Abercrombie’s sales fell 12 percent to 911.5 million dollars and now the
group has begun a search for a new CEO following the retirement of Mike
Jeffries; American Eagle slipped marginally to 857 million dollars and
Aéropostale recorded a drop of 12 percent to 453 million dollars.
Any analysis of how these brands got into trouble will undoubtedly focus on
the so-called fast fashion brands. While teens used to flock in droves to
buy logo-heavy apparel, the internet and social media have made clothing
trends instantly accessible. Teenagers are now more likely to head to H&M,
Forever 21 and Zara to find the latest fashions.
No quick fixes
With no sector being hotter than retail for takeovers, it’s going to take a
lot to turn these brands around. Companies such as Talbots, Hot Topic, and
Nine West have all seen buyouts or major investments over recent years.
Euromonitor International envisages that, if they don’t freshen up their
look, it will not be long before these three teen chains are next on the
short-list as possible private equity targets. The decision by the
controversial chief executive of Abercrombie to retire last week could
signal openness to a buyout of the teen retailer. With strong brand names,
little or no debt and a lot of cashflow, companies like Abercrombie,
American Eagle Outfitters and Aéropostale are all very attractive and would
make a lot of sense for private equity buyers. What’s more, a deal between
Aéropostale and Sycamore Partners would certainly not be out of the
question, following a 150 million dollar credit facility secured from the
private equity firm in May this year.
It would be tempting to suggest an easy fix for the teen brands could
involve making a start on selling teen goods in a fast fashion way. After
all, group CEO Jose Manuel Martinez Gutierrez at German retailer Esprit has
done just this, taking a cue from Zara with his new strategy to get the
product to market as quickly as possible. But embracing fast fashion is no
quick fix for such old well-established brands and those at the top should
be careful not to damage their brands’ positioning through excessive price
cuts.
Fashion alignment and social media key
Indeed, bigger more structural changes are what are needed for these teen
brands. Given that all three brands remain dependent on the US,
reconnecting with their core demographic in this market remains vital in
the short-to-medium term, until international expansion gathers pace.
Fashion alignment and social media engagement will be key on this front.

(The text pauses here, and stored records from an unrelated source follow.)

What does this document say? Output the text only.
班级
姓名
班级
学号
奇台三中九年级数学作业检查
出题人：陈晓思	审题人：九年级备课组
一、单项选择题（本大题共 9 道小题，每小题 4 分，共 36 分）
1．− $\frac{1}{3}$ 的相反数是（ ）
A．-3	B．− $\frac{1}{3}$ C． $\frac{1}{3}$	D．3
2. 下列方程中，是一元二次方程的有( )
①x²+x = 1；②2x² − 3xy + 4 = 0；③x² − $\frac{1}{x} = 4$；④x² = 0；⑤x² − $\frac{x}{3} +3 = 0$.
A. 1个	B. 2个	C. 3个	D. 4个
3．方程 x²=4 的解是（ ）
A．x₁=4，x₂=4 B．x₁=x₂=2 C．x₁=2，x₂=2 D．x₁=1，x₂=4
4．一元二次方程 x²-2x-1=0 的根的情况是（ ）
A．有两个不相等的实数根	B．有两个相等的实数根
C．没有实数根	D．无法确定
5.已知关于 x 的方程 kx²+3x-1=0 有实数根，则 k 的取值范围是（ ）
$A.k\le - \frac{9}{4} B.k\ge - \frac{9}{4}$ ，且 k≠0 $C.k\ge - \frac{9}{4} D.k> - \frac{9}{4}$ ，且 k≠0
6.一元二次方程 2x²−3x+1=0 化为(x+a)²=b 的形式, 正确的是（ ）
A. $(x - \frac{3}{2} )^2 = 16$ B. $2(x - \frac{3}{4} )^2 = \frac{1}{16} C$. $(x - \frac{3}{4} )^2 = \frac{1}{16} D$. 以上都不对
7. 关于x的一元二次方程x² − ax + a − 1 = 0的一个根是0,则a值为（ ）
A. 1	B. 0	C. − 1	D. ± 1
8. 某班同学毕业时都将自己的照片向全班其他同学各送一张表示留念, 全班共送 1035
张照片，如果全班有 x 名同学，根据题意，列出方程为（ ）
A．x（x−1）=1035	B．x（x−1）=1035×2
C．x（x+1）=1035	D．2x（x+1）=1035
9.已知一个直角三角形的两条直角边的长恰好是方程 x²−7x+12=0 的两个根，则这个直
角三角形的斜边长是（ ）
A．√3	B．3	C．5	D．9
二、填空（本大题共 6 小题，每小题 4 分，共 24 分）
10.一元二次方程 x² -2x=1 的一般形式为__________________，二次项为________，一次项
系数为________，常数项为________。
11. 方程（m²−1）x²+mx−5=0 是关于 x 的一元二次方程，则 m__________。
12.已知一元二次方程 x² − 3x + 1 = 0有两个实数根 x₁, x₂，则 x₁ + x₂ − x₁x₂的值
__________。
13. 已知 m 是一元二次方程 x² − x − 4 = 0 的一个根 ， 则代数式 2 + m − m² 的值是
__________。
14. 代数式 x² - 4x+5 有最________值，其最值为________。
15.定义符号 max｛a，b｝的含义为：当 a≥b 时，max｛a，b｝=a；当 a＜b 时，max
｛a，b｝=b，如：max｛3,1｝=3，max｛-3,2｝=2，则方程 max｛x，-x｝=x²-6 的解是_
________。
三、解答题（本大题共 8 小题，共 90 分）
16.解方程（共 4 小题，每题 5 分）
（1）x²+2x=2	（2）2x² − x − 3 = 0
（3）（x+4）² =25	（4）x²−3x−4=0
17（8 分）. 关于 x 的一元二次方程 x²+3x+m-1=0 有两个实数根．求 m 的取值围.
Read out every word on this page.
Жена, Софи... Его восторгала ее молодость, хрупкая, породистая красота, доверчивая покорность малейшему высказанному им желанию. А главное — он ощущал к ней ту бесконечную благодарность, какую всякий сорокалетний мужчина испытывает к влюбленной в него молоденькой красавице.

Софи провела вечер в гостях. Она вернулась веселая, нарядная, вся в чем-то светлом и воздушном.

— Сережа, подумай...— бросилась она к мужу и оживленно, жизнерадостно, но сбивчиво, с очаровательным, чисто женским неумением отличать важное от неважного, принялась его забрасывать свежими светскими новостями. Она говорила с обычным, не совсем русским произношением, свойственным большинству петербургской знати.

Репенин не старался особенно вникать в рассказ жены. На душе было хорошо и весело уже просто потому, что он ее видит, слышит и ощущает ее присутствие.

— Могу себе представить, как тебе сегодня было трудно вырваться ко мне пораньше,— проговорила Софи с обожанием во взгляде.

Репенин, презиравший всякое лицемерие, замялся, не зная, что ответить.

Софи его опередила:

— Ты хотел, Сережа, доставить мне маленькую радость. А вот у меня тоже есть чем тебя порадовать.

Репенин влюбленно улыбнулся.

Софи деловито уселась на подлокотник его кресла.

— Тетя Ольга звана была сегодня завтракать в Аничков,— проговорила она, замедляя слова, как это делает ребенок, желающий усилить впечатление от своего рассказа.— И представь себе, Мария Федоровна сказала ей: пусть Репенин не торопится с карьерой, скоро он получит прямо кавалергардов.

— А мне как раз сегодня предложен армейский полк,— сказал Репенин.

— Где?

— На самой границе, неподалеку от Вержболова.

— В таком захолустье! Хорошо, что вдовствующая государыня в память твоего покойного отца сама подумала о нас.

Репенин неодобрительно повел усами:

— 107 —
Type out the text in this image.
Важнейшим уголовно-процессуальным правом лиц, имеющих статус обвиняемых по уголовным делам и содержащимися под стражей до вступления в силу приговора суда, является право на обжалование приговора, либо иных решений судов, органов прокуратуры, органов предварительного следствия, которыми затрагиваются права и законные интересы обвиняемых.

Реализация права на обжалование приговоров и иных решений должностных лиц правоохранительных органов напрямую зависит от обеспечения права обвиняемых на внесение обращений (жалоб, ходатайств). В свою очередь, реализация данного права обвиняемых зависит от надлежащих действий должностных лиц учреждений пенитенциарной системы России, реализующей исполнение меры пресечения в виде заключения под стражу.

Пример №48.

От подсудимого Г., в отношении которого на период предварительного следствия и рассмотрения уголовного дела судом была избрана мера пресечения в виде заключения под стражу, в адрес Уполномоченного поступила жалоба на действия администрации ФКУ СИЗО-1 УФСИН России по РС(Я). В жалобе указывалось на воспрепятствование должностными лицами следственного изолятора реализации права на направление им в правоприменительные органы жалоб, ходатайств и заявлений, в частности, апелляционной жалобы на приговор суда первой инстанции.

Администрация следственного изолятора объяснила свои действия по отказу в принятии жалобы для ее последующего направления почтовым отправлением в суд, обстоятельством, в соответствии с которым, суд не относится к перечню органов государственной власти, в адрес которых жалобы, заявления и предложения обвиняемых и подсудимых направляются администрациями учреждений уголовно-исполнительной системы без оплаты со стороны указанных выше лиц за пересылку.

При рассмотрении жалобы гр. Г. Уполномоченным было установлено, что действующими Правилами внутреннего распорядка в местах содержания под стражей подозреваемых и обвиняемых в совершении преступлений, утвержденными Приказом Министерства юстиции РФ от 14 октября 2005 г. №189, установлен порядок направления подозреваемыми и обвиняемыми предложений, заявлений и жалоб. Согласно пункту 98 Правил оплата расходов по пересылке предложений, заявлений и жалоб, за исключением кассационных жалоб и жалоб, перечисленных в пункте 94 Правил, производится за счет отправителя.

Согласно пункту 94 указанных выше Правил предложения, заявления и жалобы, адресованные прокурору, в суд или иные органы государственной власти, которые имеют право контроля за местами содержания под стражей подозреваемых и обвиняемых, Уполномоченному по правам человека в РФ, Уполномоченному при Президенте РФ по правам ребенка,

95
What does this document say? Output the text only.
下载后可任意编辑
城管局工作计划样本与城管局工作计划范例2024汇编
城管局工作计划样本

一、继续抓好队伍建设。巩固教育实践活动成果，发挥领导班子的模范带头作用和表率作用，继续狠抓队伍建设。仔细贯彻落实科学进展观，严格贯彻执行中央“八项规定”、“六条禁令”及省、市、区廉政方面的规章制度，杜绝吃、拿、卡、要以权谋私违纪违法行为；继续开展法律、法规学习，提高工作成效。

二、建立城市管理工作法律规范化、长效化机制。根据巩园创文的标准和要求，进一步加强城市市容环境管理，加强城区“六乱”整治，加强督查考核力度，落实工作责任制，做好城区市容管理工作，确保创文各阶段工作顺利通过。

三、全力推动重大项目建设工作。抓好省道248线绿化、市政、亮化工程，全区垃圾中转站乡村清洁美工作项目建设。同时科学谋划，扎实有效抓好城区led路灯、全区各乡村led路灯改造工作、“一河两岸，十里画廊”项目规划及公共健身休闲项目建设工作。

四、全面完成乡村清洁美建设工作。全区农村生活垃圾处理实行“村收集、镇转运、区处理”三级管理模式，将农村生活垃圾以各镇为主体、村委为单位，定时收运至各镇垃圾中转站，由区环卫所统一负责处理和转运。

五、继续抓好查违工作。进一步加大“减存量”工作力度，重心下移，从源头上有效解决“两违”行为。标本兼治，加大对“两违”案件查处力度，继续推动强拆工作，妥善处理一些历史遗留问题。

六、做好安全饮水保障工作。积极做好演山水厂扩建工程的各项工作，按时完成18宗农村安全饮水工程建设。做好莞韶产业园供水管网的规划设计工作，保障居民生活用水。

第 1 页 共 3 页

Aéropostale has already been employing a number of initiatives that are
showing some encouraging improvement after the return of Julian Geiger as
CEO. These include the restructuring of the organisation by category, as
well as a reduction in the number of sub-brands. The company’s smartest
move to get customers into the store has been its strategy to partner with
stars like American video blogger Bethany Mota in the social media.
We also remain optimistic that there is progress on the horizon for
American Eagle Outfitters and Abercrombie, which are both showing signs of
being in the early stages of a turnaround. American Eagle has found great
success with its Aerie adverts, which feature models without airbrushing.
Company executives say the group wants to promote more realistic standards
for its teenage customers. The firm also stands to gain from the
introduction of its Denim Distressing Campaign, letting consumers have a
more hands-on role in designing their jeans. Meanwhile, across state in
Ohio, Abercrombie continues to make progress on its fashion products, not
to mention its omni-channel initiatives.
Time is running out
Nevertheless, time is running out for these three teen players. The
question now is whether each one can turn sales around quick enough before
running out of cash. If trends do not improve by the second half of 2015
they will need to raise additional capital, which could prove difficult.
Only time will tell for certain. But while retailers consider their next
move, private equity firms are sure to be poised to pounce.